Cette œuvre est présentée comme « un récit fort captivant et poignant », qui a mis le doigt sur « les mutations politiques d’une société en crise qu’on ne soupçonne pas de l’extérieur » et a « su dénoncer la violence et l’exploitation par le capitalisme dans une société qui se voudrait exemplaire pour le continent africain ». Pour le troisième prix, qui est allé au réalisateur angolais Dom Pedro, pour son film Tango Negro, le jury a relevé « sa maîtrise technique, la beauté de sa photographie, sa mise en lumière de la face occultée de la culture africaine ».

Les vingt films de la sélection officielle du Fespaco 2015 reflètent, selon les membres du jury, deux thématiques que sont les problèmes politiques actuels que traverse le continent et la musique comme vecteur d’identités culturelles et de combat pour la justice sociale. Et c’est là que se lit ce souci des réalisateurs de raconter leurs propres histoires et de donner leur point de vue sur eux-mêmes, leurs sociétés et sur le monde. Ce sont des films documentaires qui disent des histoires occultées, cachées ou mal connues, avec, en toile de fond, cette prétention bien artistique de faire bouger les lignes et de faire prendre conscience d’enjeux d’ordre social, culturel, économique et politique.

Le cinéphile qui s’est intéressé aux documentaires de l’édition 2015 du Fespaco a eu un panorama des sujets qui préoccupent les réalisateurs sélectionnés. Dans 10949, l’Algérienne Nassima Guessoum parle de la lutte d’une héroïne oubliée de la Révolution. Et on voit, à travers d’autres témoignages qui apparaissent dans le film, que les femmes ont joué un rôle éminemment important dans la lutte qui a mené à l’indépendance de l’Algérie. Le Soudanais Kuka Hajooj (Beats Of The Antonov), lui, porte à l’écran l’histoire des populations du Nil Bleu et des Monts Nouba dont le quotidien est rythmé depuis de nombres années par la guerre civile au Soudan.
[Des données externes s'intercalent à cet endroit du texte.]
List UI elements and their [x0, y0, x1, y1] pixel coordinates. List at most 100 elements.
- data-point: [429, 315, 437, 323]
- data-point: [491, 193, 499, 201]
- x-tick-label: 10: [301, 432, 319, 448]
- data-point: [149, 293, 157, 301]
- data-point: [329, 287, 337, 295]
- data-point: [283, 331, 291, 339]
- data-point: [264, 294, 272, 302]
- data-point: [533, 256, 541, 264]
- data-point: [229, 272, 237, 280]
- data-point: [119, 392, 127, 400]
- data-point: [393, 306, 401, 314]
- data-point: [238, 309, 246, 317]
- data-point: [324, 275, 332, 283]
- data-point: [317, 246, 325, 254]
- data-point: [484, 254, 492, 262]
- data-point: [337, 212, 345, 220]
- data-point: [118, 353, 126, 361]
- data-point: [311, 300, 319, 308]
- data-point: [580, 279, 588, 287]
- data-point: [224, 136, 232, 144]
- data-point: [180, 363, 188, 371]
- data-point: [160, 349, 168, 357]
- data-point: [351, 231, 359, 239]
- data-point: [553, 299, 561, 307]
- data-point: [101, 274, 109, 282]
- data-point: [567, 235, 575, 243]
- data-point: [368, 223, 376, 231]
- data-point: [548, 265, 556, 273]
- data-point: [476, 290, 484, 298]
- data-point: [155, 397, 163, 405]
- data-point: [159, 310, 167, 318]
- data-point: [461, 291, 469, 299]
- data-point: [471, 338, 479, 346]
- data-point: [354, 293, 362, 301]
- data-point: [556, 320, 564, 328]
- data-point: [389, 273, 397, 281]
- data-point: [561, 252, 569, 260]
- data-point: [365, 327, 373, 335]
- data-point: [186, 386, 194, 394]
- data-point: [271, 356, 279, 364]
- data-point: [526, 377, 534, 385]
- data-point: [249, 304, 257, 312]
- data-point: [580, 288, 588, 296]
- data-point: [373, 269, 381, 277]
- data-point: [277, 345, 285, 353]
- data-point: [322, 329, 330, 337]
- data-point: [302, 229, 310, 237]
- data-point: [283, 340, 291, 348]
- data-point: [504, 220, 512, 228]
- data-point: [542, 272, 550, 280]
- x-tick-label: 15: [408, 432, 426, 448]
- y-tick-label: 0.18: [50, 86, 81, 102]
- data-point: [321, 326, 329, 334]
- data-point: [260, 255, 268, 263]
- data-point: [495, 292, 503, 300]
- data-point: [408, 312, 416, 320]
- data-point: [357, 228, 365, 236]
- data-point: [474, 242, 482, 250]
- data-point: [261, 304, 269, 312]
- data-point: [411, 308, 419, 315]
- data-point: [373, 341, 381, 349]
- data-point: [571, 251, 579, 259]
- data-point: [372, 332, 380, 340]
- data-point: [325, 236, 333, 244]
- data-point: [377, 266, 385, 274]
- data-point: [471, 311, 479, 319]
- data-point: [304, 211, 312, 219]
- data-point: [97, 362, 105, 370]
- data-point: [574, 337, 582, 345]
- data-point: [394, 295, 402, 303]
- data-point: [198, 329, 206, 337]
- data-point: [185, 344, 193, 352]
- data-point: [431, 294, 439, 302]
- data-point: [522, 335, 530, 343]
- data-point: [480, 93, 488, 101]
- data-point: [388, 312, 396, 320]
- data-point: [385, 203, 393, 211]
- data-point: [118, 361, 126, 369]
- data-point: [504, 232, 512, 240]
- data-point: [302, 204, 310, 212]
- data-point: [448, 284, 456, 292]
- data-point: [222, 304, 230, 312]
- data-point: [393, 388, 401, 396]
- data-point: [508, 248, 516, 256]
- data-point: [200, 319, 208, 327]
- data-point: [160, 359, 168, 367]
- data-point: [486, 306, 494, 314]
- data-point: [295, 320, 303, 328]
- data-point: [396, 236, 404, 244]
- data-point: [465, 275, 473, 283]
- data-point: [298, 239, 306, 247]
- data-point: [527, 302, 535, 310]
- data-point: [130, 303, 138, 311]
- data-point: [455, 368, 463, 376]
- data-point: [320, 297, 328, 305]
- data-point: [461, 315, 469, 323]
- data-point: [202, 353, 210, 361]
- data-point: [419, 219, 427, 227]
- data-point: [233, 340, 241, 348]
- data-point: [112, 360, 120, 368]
Il s’intéresse particulièrement au rôle que la musique joue de nouveau dans cette société.

Chez l’Egyptienne Jihan El-Tahiri (Egypt’s modern pharaohs), l’une des figures de proue du documentaire en Afrique, la mode est plutôt au questionnement : comment l’Egypte se retrouve-t-elle aujourd’hui dans la même situation qu’au moment de l’indépendance ? 59 ans après la révolution de janvier 1952, El-Tahiri constate que, en 2011, les revendications – « du pain, la liberté et la justice sociale » – restent plus que jamais d’actualité.

Dans le contexte de transition politique que vit le Burkina Faso, où il est question de retour aux valeurs de progrès et de justice sociale prônées il y a plus de 30 ans par Thomas Sankara, le film La sirène du Faso Fani a une résonance toute particulière. En allant voir les ex-employés de l’usine Faso Fani, Michel K. Zongo remet en selle une démarche qui valorise le savoir-faire local ainsi que la sagesse héritée des ancêtres.

Les questions d’histoire, de liberté individuelle et collective, de justice sociale et d’indépendance sont abordées par des cinéastes de différentes générations reliés par le souci constant de mettre le doigt sur des aspects cachés ou peu connus. De cette manière, ils posent des questions à eux-mêmes et à la société. En cela, ils font honneur au genre documentaire dont l’un des moteurs est d’interpeller les consciences sur des urgences pas forcément visibles à l’écran.